Posted by: liberty1st | May 20, 2013 10:49:13 PM

Ha ha. Yet again, two Dem criminal-coddling nitwits on the bench are shown to be wrong by a dissenting judge appointed by a Republican president. Totally unsurprising to see Judge Clay getting it wrong once again. How many is this?

You know what I'd love to see---let's see all the libs in here defend Clay. How many times does this idiot criminal-coddler have to hook up a criminal in a lawless manner before we can just admit that the Democrat judges are the problem?
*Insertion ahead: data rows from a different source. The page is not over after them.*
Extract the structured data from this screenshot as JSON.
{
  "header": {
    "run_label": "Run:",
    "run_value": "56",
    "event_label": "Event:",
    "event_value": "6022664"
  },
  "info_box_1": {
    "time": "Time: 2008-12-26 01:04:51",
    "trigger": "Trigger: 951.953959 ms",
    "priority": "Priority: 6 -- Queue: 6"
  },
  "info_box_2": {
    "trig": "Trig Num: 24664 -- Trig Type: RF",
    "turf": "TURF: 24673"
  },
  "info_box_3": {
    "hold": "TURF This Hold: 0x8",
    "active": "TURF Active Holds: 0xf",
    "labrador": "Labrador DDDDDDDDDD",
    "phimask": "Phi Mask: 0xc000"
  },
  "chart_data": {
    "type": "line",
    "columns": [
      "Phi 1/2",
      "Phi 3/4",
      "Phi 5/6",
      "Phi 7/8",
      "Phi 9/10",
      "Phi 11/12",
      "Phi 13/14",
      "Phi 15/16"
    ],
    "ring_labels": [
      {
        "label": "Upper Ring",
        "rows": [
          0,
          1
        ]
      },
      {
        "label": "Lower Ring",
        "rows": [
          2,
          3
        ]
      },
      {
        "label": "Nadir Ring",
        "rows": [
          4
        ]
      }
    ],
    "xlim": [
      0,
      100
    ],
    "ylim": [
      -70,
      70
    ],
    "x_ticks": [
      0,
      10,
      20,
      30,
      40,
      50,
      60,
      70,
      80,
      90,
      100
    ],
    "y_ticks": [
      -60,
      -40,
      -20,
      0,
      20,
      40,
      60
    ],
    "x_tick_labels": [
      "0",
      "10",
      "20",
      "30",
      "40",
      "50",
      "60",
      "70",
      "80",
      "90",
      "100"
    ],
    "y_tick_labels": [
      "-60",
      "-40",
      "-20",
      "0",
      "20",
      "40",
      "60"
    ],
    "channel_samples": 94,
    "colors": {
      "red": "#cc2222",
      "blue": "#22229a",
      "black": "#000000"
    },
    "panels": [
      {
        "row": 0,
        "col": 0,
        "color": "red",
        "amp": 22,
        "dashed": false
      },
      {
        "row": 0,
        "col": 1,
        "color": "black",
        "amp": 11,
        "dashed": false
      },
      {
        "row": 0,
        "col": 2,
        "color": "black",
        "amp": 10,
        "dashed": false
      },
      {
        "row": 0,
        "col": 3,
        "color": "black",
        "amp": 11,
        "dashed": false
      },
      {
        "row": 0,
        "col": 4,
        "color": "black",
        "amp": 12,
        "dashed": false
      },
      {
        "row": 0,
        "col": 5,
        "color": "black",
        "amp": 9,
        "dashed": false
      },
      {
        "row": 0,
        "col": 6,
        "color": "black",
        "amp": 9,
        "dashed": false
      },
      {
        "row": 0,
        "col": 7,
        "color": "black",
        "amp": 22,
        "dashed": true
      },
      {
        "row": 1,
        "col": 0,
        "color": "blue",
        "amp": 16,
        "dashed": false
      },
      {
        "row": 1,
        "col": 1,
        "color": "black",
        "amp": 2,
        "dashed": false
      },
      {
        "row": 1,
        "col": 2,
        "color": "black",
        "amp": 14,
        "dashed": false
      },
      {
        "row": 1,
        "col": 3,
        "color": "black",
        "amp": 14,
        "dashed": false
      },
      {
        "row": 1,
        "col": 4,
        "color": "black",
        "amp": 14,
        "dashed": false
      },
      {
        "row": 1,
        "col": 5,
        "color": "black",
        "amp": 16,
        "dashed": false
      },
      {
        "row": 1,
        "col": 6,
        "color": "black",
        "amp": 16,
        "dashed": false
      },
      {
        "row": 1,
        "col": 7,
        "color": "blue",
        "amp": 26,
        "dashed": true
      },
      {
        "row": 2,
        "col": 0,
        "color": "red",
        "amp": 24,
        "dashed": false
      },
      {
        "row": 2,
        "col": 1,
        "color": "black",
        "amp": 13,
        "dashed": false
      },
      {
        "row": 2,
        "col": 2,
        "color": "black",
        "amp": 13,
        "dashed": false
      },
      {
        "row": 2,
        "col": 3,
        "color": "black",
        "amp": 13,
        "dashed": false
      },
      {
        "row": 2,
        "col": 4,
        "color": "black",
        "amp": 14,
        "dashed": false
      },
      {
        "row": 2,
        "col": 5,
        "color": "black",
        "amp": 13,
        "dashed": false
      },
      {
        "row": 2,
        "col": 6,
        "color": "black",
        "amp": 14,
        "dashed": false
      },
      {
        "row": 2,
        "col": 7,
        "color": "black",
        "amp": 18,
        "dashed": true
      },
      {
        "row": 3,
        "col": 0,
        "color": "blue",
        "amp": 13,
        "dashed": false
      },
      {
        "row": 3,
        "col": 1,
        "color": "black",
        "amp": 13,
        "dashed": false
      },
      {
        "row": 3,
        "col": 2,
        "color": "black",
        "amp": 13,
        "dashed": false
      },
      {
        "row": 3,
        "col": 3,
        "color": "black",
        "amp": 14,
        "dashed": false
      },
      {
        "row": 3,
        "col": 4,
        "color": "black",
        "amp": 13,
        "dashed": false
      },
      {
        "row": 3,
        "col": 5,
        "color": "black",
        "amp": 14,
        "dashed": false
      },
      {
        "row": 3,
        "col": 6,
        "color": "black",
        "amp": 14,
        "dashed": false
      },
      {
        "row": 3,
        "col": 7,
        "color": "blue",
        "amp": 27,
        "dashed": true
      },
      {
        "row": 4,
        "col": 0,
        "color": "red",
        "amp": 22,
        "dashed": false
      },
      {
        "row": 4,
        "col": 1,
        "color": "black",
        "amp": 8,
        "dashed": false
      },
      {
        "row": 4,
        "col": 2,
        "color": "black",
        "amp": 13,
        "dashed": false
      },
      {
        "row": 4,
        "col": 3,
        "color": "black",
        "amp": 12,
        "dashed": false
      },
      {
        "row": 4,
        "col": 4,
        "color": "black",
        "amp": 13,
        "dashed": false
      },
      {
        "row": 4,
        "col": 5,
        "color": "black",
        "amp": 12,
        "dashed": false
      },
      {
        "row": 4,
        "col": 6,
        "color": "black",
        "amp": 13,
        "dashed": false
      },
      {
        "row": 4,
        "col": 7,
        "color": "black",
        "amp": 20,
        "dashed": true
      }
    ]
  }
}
All the liberal Senators screamed bloody murder over "extremists" like William Pryor and others, but they don't have the record of nitwits like Clay, Paez and Barkett.

Posted by: federalist | May 21, 2013 1:26:30 AM

There is a curious underpinning to the decision. Decisions of the Michigan Court of Appeals are binding precedent unless overruled by the Michigan Supreme Court. Yet SCOTUS treats the law in this case, established by a Court of Appeals decision, as though it were not really binding. Fatal flaw in the logic.

Posted by: John Minock | May 22, 2013 6:58:27 AM

John, I don't know how well the inmate's attorneys and amicus briefed the issue of Michigan's own rules on the precedential nature of intermediate appellate decisions.

In most states, an intermediate appellate decision is, at most, binding on the intermediate appellate court and the lower court, but not on the state Supreme Court. Thus, since in this type of system, there is no final conclusive interpretation of the law until the state Supreme Court considers the issue, the first decision of the state Supreme Court can't be a change in the law.

Also of significance is that this is a habeas petition requiring that the state court's interpretation of US Supreme Court decisions be unreasonable. The US Supreme Court saw a colorable argument (adopted by the Michigan Court of Appeals in this case) that the Michigan Supreme Court decision was not the type of change in the law precluded by the rather vague standards found in the two previous U.S. Supreme Court cases on this type of issue.